Seule la faute relative à la convocation d'une assemblée générale ordinaire aux fins de faire adopter par celle-ci la cession du fonds de commerce est caractérisée et le jugement déféré est donc infirmé en ce qu'il a retenu que Mme [X] n'avait pas commis de faute de gestion.
Sur l'indemnisation du préjudice
Les fautes du gérant ouvrent droit à l'indemnisation du préjudice subi par la société, sur le fondement des dispositions de l'article L. 223-22 précité.
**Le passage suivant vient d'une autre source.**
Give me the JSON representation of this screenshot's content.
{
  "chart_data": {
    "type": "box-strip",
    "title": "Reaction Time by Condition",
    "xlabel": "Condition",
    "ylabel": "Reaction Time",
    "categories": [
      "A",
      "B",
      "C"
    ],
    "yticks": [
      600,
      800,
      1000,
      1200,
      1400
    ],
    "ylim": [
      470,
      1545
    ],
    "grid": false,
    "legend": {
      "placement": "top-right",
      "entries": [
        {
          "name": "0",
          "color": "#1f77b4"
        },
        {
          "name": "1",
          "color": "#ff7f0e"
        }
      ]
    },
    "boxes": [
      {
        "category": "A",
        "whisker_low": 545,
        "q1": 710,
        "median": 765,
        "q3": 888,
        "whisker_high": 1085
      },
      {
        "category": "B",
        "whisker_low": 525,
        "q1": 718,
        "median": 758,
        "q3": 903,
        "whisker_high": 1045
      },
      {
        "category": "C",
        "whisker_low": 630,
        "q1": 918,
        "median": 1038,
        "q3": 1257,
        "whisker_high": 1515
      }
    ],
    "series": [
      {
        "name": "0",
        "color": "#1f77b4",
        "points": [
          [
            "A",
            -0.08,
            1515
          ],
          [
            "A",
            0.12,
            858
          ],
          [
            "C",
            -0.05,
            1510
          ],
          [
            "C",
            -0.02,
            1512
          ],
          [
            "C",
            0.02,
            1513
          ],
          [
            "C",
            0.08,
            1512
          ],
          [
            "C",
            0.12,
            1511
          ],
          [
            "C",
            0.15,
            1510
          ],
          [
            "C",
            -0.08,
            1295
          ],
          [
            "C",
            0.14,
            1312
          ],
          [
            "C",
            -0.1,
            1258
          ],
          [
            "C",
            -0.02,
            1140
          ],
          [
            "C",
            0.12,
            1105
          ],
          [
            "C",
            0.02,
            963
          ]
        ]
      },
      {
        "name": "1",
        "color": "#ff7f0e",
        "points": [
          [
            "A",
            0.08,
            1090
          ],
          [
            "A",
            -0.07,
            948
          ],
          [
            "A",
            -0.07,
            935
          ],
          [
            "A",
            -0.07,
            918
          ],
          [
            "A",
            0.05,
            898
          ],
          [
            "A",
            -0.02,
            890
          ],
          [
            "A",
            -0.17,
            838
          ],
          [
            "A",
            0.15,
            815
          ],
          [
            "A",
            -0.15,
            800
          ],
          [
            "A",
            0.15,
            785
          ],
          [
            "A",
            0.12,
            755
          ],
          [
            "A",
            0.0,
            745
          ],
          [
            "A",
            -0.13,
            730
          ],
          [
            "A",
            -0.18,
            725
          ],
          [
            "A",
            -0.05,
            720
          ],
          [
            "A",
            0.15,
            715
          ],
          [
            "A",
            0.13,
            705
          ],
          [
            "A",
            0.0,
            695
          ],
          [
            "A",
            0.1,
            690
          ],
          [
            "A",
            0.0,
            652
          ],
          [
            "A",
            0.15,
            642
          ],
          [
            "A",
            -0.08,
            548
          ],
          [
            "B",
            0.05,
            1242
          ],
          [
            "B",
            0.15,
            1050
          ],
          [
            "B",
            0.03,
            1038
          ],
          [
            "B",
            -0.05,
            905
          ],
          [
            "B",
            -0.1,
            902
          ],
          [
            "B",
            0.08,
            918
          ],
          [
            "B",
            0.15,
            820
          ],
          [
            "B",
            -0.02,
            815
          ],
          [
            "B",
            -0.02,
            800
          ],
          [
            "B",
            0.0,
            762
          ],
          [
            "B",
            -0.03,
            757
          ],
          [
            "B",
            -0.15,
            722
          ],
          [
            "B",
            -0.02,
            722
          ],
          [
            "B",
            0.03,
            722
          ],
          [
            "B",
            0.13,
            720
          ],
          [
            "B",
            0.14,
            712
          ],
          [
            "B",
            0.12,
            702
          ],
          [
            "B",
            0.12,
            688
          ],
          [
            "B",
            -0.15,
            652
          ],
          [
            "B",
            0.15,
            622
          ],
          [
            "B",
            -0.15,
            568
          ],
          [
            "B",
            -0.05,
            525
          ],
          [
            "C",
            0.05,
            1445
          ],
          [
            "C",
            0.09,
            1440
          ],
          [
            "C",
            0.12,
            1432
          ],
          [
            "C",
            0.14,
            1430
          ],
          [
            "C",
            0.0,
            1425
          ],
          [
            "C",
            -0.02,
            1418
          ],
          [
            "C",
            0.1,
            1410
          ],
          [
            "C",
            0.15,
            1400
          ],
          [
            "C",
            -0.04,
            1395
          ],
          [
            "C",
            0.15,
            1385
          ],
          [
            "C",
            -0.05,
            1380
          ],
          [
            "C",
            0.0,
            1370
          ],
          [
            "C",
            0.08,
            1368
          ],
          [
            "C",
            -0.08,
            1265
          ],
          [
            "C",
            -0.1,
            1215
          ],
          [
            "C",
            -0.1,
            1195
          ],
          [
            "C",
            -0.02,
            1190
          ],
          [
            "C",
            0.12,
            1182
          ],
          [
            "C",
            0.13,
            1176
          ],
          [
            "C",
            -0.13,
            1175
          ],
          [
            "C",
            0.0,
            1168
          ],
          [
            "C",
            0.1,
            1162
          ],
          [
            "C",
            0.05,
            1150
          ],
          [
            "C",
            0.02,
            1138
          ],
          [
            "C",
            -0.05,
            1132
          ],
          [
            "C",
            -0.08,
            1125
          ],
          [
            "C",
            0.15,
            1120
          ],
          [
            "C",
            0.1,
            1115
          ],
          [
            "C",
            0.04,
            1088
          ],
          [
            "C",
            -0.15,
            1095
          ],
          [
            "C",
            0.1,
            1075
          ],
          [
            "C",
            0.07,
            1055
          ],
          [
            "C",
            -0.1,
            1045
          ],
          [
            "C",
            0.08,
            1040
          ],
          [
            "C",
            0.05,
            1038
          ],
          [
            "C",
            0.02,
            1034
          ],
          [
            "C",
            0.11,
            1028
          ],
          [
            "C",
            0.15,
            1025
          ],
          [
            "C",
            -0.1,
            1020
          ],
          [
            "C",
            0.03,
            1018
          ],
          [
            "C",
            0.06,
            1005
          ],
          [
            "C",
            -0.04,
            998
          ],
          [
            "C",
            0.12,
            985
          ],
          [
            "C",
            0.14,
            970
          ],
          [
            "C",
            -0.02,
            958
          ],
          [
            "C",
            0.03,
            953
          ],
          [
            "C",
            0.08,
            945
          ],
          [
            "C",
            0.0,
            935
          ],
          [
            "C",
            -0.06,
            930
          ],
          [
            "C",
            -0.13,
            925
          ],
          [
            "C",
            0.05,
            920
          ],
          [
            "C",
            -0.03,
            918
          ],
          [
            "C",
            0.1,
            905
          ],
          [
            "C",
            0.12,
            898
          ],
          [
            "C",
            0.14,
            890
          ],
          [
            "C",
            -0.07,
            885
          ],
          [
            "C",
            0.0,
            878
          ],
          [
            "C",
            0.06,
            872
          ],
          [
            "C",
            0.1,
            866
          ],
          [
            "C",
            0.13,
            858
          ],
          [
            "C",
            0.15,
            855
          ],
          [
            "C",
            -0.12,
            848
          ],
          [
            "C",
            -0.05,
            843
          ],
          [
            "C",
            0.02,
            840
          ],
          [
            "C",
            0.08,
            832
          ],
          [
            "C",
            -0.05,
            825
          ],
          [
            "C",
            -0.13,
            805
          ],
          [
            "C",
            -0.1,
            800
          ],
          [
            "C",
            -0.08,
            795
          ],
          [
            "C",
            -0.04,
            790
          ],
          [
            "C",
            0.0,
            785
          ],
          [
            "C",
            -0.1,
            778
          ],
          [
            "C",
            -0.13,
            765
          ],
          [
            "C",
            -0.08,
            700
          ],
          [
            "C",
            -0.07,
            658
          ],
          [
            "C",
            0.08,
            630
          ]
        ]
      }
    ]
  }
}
Il est de jurisprudence constante que pour être réparé, le préjudice subi doit réunir trois critères : être personnel, direct et certain.
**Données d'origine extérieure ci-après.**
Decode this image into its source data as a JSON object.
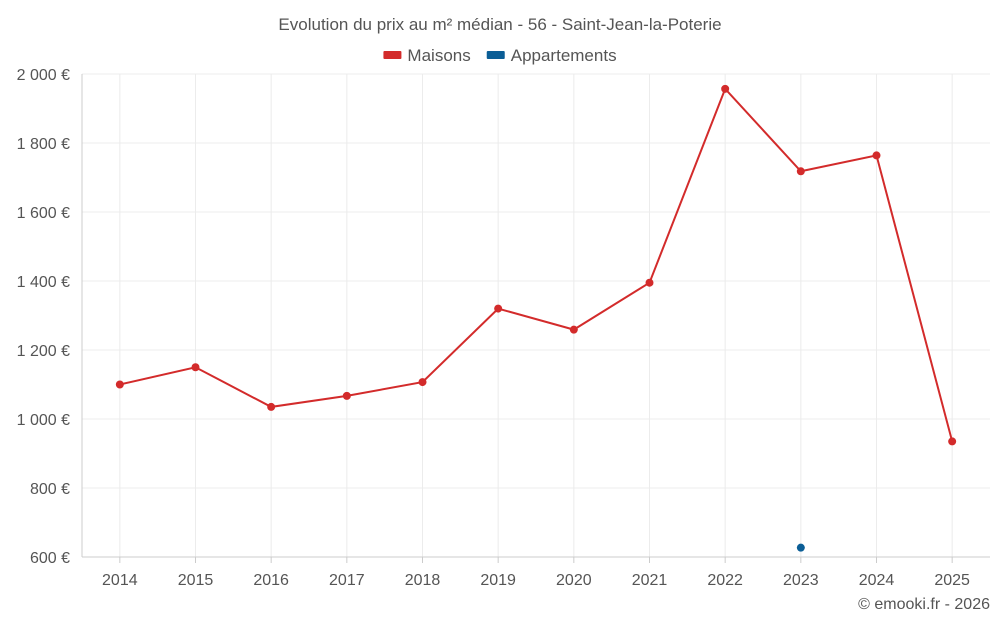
{
  "chart_data": {
    "type": "line",
    "title": "Evolution du prix au m² médian - 56 - Saint-Jean-la-Poterie",
    "categories": [
      "2014",
      "2015",
      "2016",
      "2017",
      "2018",
      "2019",
      "2020",
      "2021",
      "2022",
      "2023",
      "2024",
      "2025"
    ],
    "series": [
      {
        "name": "Maisons",
        "color": "#d32b2b",
        "values": [
          1100,
          1150,
          1035,
          1067,
          1107,
          1320,
          1259,
          1395,
          1957,
          1718,
          1764,
          935
        ]
      },
      {
        "name": "Appartements",
        "color": "#0b5e96",
        "values": [
          null,
          null,
          null,
          null,
          null,
          null,
          null,
          null,
          null,
          627,
          null,
          null
        ]
      }
    ],
    "ylim": [
      600,
      2000
    ],
    "yticks": [
      600,
      800,
      1000,
      1200,
      1400,
      1600,
      1800,
      2000
    ],
    "ytick_labels": [
      "600 €",
      "800 €",
      "1 000 €",
      "1 200 €",
      "1 400 €",
      "1 600 €",
      "1 800 €",
      "2 000 €"
    ],
    "xlabel": "",
    "ylabel": "",
    "grid": true,
    "legend_position": "top-center"
  },
  "credit": "© emooki.fr - 2026"
}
Un préjudice certain est un préjudice avéré, indubitable, qui ne peut être mis en doute.
A défaut d'être en mesure de justifier d'un préjudice certain, une personne peut cependant réclamer la réparation d'une perte de chance de voir un événement favorable dont elle aurait pu bénéficier se réaliser ou d'éviter une perte.
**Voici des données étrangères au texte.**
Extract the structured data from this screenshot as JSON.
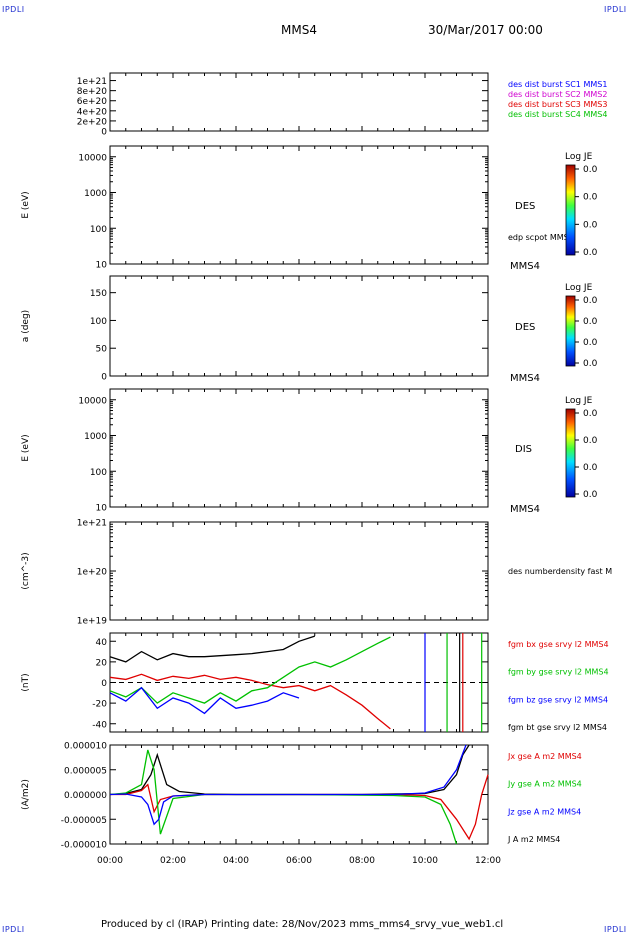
{
  "corner_label": "IPDLI",
  "header": {
    "spacecraft": "MMS4",
    "datetime": "30/Mar/2017 00:00"
  },
  "footer": {
    "text": "Produced by cl (IRAP)   Printing date: 28/Nov/2023   mms_mms4_srvy_vue_web1.cl"
  },
  "colors": {
    "black": "#000000",
    "red": "#e00000",
    "green": "#00c000",
    "blue": "#0000ff",
    "magenta": "#d000d0"
  },
  "chart_data": [
    {
      "type": "line",
      "panel": "1",
      "xlim": [
        "00:00",
        "12:00"
      ],
      "ylim": [
        0,
        1.15e+21
      ],
      "yticks": [
        "0",
        "2e+20",
        "4e+20",
        "6e+20",
        "8e+20",
        "1e+21"
      ],
      "reference_line": {
        "y": 0,
        "style": "dashed"
      },
      "legend": [
        {
          "label": "des dist burst SC1 MMS1",
          "color": "#0000ff"
        },
        {
          "label": "des dist burst SC2 MMS2",
          "color": "#d000d0"
        },
        {
          "label": "des dist burst SC3 MMS3",
          "color": "#e00000"
        },
        {
          "label": "des dist burst SC4 MMS4",
          "color": "#00c000"
        }
      ]
    },
    {
      "type": "heatmap",
      "panel": "2",
      "ylabel": "E (eV)",
      "yscale": "log",
      "ylim": [
        10,
        20000
      ],
      "yticks": [
        "10",
        "100",
        "1000",
        "10000"
      ],
      "side_label": "DES",
      "extra_label": "edp scpot MMS4",
      "bottom_label": "MMS4",
      "colorbar": {
        "title": "Log JE",
        "ticks": [
          "0.0",
          "0.0",
          "0.0",
          "0.0"
        ]
      }
    },
    {
      "type": "heatmap",
      "panel": "3",
      "ylabel": "a (deg)",
      "ylim": [
        0,
        180
      ],
      "yticks": [
        "0",
        "50",
        "100",
        "150"
      ],
      "side_label": "DES",
      "bottom_label": "MMS4",
      "colorbar": {
        "title": "Log JE",
        "ticks": [
          "0.0",
          "0.0",
          "0.0",
          "0.0"
        ]
      }
    },
    {
      "type": "heatmap",
      "panel": "4",
      "ylabel": "E (eV)",
      "yscale": "log",
      "ylim": [
        10,
        20000
      ],
      "yticks": [
        "10",
        "100",
        "1000",
        "10000"
      ],
      "side_label": "DIS",
      "bottom_label": "MMS4",
      "colorbar": {
        "title": "Log JE",
        "ticks": [
          "0.0",
          "0.0",
          "0.0",
          "0.0"
        ]
      }
    },
    {
      "type": "line",
      "panel": "5",
      "ylabel": "(cm^-3)",
      "yscale": "log",
      "ylim": [
        1e+19,
        1e+21
      ],
      "yticks": [
        "1e+19",
        "1e+20",
        "1e+21"
      ],
      "legend": [
        {
          "label": "des numberdensity fast M",
          "color": "#000000"
        }
      ]
    },
    {
      "type": "line",
      "panel": "6",
      "ylabel": "(nT)",
      "ylim": [
        -48,
        48
      ],
      "yticks": [
        "-40",
        "-20",
        "0",
        "20",
        "40"
      ],
      "reference_line": {
        "y": 0,
        "style": "dashed"
      },
      "legend": [
        {
          "label": "fgm bx gse srvy l2 MMS4",
          "color": "#e00000"
        },
        {
          "label": "fgm by gse srvy l2 MMS4",
          "color": "#00c000"
        },
        {
          "label": "fgm bz gse srvy l2 MMS4",
          "color": "#0000ff"
        },
        {
          "label": "fgm bt gse srvy l2 MMS4",
          "color": "#000000"
        }
      ],
      "series": [
        {
          "name": "fgm bx gse srvy l2 MMS4",
          "color": "#e00000",
          "x": [
            0,
            0.5,
            1,
            1.5,
            2,
            2.5,
            3,
            3.5,
            4,
            4.5,
            5,
            5.5,
            6,
            6.5,
            7,
            7.5,
            8,
            8.5,
            8.9
          ],
          "y": [
            5,
            3,
            8,
            2,
            6,
            4,
            7,
            3,
            5,
            2,
            -2,
            -5,
            -3,
            -8,
            -3,
            -12,
            -22,
            -35,
            -45
          ]
        },
        {
          "name": "fgm by gse srvy l2 MMS4",
          "color": "#00c000",
          "x": [
            0,
            0.5,
            1,
            1.5,
            2,
            2.5,
            3,
            3.5,
            4,
            4.5,
            5,
            5.5,
            6,
            6.5,
            7,
            7.5,
            8,
            8.5,
            8.9
          ],
          "y": [
            -8,
            -14,
            -5,
            -20,
            -10,
            -15,
            -20,
            -10,
            -18,
            -8,
            -5,
            5,
            15,
            20,
            15,
            22,
            30,
            38,
            44
          ]
        },
        {
          "name": "fgm bz gse srvy l2 MMS4",
          "color": "#0000ff",
          "x": [
            0,
            0.5,
            1,
            1.5,
            2,
            2.5,
            3,
            3.5,
            4,
            4.5,
            5,
            5.5,
            6
          ],
          "y": [
            -10,
            -18,
            -5,
            -25,
            -15,
            -20,
            -30,
            -15,
            -25,
            -22,
            -18,
            -10,
            -15
          ]
        },
        {
          "name": "fgm bt gse srvy l2 MMS4",
          "color": "#000000",
          "x": [
            0,
            0.5,
            1,
            1.5,
            2,
            2.5,
            3,
            3.5,
            4,
            4.5,
            5,
            5.5,
            6,
            6.5
          ],
          "y": [
            25,
            20,
            30,
            22,
            28,
            25,
            25,
            26,
            27,
            28,
            30,
            32,
            40,
            45
          ]
        }
      ],
      "vertical_lines": [
        {
          "x": 10.0,
          "color": "#0000ff"
        },
        {
          "x": 10.7,
          "color": "#00c000"
        },
        {
          "x": 11.1,
          "color": "#000000"
        },
        {
          "x": 11.2,
          "color": "#e00000"
        },
        {
          "x": 11.8,
          "color": "#00c000"
        }
      ]
    },
    {
      "type": "line",
      "panel": "7",
      "ylabel": "(A/m2)",
      "ylim": [
        -1e-05,
        1e-05
      ],
      "yticks": [
        "-0.000010",
        "-0.000005",
        "0.000000",
        "0.000005",
        "0.000010"
      ],
      "xlim": [
        "00:00",
        "12:00"
      ],
      "xticks": [
        "00:00",
        "02:00",
        "04:00",
        "06:00",
        "08:00",
        "10:00",
        "12:00"
      ],
      "legend": [
        {
          "label": "Jx gse A m2 MMS4",
          "color": "#e00000"
        },
        {
          "label": "Jy gse A m2 MMS4",
          "color": "#00c000"
        },
        {
          "label": "Jz gse A m2 MMS4",
          "color": "#0000ff"
        },
        {
          "label": "J A m2 MMS4",
          "color": "#000000"
        }
      ],
      "series": [
        {
          "name": "J A m2 MMS4",
          "color": "#000000",
          "x": [
            0,
            0.5,
            1,
            1.3,
            1.5,
            1.8,
            2.2,
            3,
            4,
            6,
            8,
            10,
            10.6,
            11,
            11.2,
            11.4
          ],
          "y": [
            0.0,
            2e-07,
            1e-06,
            4e-06,
            8e-06,
            2e-06,
            6e-07,
            1e-07,
            0.0,
            0.0,
            0.0,
            2e-07,
            1e-06,
            4e-06,
            8e-06,
            1e-05
          ]
        },
        {
          "name": "Jx gse A m2 MMS4",
          "color": "#e00000",
          "x": [
            0,
            0.5,
            1,
            1.2,
            1.4,
            1.6,
            2,
            3,
            6,
            9,
            10,
            10.5,
            11,
            11.4,
            11.6,
            11.8,
            12
          ],
          "y": [
            0.0,
            0.0,
            8e-07,
            2e-06,
            -3.5e-06,
            -1e-06,
            -3e-07,
            0.0,
            0.0,
            0.0,
            -2e-07,
            -1e-06,
            -5e-06,
            -9e-06,
            -6e-06,
            0.0,
            4e-06
          ]
        },
        {
          "name": "Jy gse A m2 MMS4",
          "color": "#00c000",
          "x": [
            0,
            0.5,
            1,
            1.2,
            1.4,
            1.6,
            2,
            3,
            6,
            9,
            10,
            10.5,
            10.8,
            11
          ],
          "y": [
            0.0,
            3e-07,
            2e-06,
            9e-06,
            5e-06,
            -8e-06,
            -8e-07,
            0.0,
            0.0,
            -2e-07,
            -5e-07,
            -2e-06,
            -6e-06,
            -1e-05
          ]
        },
        {
          "name": "Jz gse A m2 MMS4",
          "color": "#0000ff",
          "x": [
            0,
            0.5,
            1,
            1.2,
            1.4,
            1.55,
            1.7,
            2,
            3,
            6,
            9,
            10,
            10.6,
            11,
            11.3
          ],
          "y": [
            0.0,
            1e-07,
            -5e-07,
            -2e-06,
            -6e-06,
            -5e-06,
            -1.5e-06,
            -3e-07,
            0.0,
            0.0,
            0.0,
            3e-07,
            1.5e-06,
            5e-06,
            1e-05
          ]
        }
      ]
    }
  ]
}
La société EMS réclame pour le compte de la société Lyon 7 Fitness la différence entre le prix de cession ' 60'000 € ' et le chiffre d'affaires qu'elle évalue à 250'000€, soit 190 000€.
Si la valeur du fonds de commerce peut effectivement être déterminée en fonction du chiffre d'affaires, il vient d'être démontré que l'évaluation par l'appelante du chiffre d'affaires à 250'000€ ne se fondait sur aucun élément objectif. Il apparaît cependant que le fonds de commerce a été cédé à un prix inférieur au chiffre d'affaires de 80'995 € mentionné à l'acte de vente du 10 février 2015.
En tout état de cause, le préjudice résultant de la faute de gestion de Mme [X] s'analyse comme une perte de chance pour les associés de s'opposer à la cession du fonds de commerce selon les termes proposés par la gérante et de pouvoir le vendre à de meilleures conditions.
Il y a donc lieu, avant-dire droit sur l'indemnisation du préjudice de la société Lyon 7 Fitness, d'inviter les parties à présenter leurs observations sur la perte de chance de la société Lyon 7 Fitness de ne pas être cédée à un prix inférieur à son chiffre d'affaires.
Il convient également de surseoir à statuer sur les autres demandes.
PAR CES MOTIFS
La cour, statuant publiquement, et par arrêt mixte contradictoire,
Infirme le jugement déféré en ce qu'il a débouté la SASU EMS EUROPEAN MARKETING SYSTEM de sa demande tendant à voir juger que Mme [M] [X] a commis une faute de gestion,
Statuant à nouveau sur ce point et ajoutant,
Constatant que la cession du fonds de commerce de la SARL Lyon 7 Fitness à la SARL GD Forme a privé celle-ci de son objet social tel que défini à l'article 2 de ses statuts,
Dit que Mme [M] [X] a commis une faute de gestion en soumettant au vote de l'assemblée générale ordinaire des associés de la SARL Lyon 7 aux conditions de majorité ordinaire, la cession du fonds de commerce de la SARL Lyon 7 Fitness à la SARL GD Forme,
Avant dire droit sur l'indemnisation du préjudice de la SARL Lyon 7 Fitness,
Révoquant la clôture,
Ordonne la réouverture des débats à l'audience du 20 octobre 2022 à 13h30 en salle Lamoignon, sans renvoi possible, afin que les parties concluent'dans le respect du contradictoire, et uniquement sur ces deux points :
sur l'application de la notion de perte de chance,
sur le préjudice subi par la SARL Lyon 7 Fitness indemnisable au titre de la perte de chance,
Dit que ces conclusions devront être déposées, au plus tard, délai de rigueur':
- le 28 juillet 2022, pour l'appelante,
- le 22 septembre 2022, pour les intimées,
Dit que la procédure sera à nouveau clôturée le 13 octobre 2022,
Réserve les autres demandes et les dépens.